The debate will range on in the US about all this, but here in India, I think we are in a uniquely advantageous situation, the government is awake, pro-market, and more importantly the market is huge and therefore hungry for innovation and new ideas. Their acceptance and viability will need visionaries and organizations that dare to do something different and adopt radical ideas and practices. The government in India has always followed the people, innovators and visionaries have set precedence’s and examples that the government learns and uses.

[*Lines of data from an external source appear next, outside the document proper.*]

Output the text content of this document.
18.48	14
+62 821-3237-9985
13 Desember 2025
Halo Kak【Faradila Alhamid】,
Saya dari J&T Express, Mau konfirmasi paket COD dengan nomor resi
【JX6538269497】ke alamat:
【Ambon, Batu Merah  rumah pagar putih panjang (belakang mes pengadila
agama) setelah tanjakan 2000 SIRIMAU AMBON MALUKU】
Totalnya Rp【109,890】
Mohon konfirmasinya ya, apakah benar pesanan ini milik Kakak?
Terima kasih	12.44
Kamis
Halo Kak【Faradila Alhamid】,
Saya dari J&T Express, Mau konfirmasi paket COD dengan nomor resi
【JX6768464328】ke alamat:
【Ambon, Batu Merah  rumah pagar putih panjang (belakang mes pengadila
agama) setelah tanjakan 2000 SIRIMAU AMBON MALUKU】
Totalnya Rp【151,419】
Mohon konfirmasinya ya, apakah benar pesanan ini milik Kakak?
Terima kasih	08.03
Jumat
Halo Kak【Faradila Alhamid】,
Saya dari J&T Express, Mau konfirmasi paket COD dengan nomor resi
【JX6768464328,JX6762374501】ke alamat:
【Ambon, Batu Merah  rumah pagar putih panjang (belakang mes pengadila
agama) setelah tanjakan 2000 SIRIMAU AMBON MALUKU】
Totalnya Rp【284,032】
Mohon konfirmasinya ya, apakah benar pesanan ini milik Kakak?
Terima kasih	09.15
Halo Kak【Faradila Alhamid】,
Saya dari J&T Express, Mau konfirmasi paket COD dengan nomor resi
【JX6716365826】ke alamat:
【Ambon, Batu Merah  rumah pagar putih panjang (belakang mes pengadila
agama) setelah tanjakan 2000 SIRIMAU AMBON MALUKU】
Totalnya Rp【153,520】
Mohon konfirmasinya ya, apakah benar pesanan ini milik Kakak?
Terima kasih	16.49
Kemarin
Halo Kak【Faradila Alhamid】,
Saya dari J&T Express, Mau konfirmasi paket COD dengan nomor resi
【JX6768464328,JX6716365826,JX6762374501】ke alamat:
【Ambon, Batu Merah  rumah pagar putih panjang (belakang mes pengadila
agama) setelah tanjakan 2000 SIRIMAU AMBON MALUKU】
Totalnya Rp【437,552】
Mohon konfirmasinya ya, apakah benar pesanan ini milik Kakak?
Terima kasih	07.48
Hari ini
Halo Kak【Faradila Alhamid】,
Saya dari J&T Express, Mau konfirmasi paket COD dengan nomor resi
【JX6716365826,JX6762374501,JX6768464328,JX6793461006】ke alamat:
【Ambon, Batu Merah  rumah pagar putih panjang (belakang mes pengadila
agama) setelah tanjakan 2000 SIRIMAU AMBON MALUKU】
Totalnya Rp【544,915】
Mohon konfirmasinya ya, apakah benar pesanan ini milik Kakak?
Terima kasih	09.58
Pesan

According to an IBEF report the Indian Healthcare industry is growing at an unbelievable 23% per annum and will touch $77 Billion by 2012. Most of it is going to mainline healthcare, with very little variation, and very little into innovative ventures. Therefore, time is ripe for both with capital and those with ideas to explore dare and make a difference.

What think you? should the government in India foster innovation, does it already ?

Must Mission Hospitals die? An alternate exists! – Free Discussion Paper

14 Jul

If you were to do a survey of the 200 odd mission hospitals in India you would think that this massive organization has been asleep for about 15 years, if not more. Most of them are stuck in the past, unable to keep up with the times and very few are relevant to the areas they exist in.

The discussion paper outlines what is wrong with the healthcare system in our country, as well as charts a road map for successful revitalization of mission hospitals in India.

Some of the key changes in healthcare in India the last few decades are:

  1. Private healthcare has become the predominant healthcare provision in India with about 80% of the sick going to a private practitioner or a private healthcare facility.
  2. Healthcare has become a profiteering commodity with a high return on investments. This has attracted considerable private investment into healthcare and related products. When investor returns are paramount, social commitment is often ignored.
  3. Government health system has improved but is patchy. It is better in well governed states. However, increasingly government is privatizing healthcare and is entering into public-private partnerships. Privatization is here to stay and we need to come to terms with this reality.
  4. Regulatory mechanisms are weak and are unevenly enforced or corrupt. Because of the demand from consumers stronger regulation will be in place over time. NABH and ISO are some the organizations currently implementing standards.

Sum total of all the above changes is that the healthcare system has become curative oriented, inequitable, impoverishing. This has made people around the poverty line and the lower middle class significantly vulnerable to higher morbidity and mortality rates.  Healthcare professionals are trapped in a system which does very little to provide them with personal significance and meaning.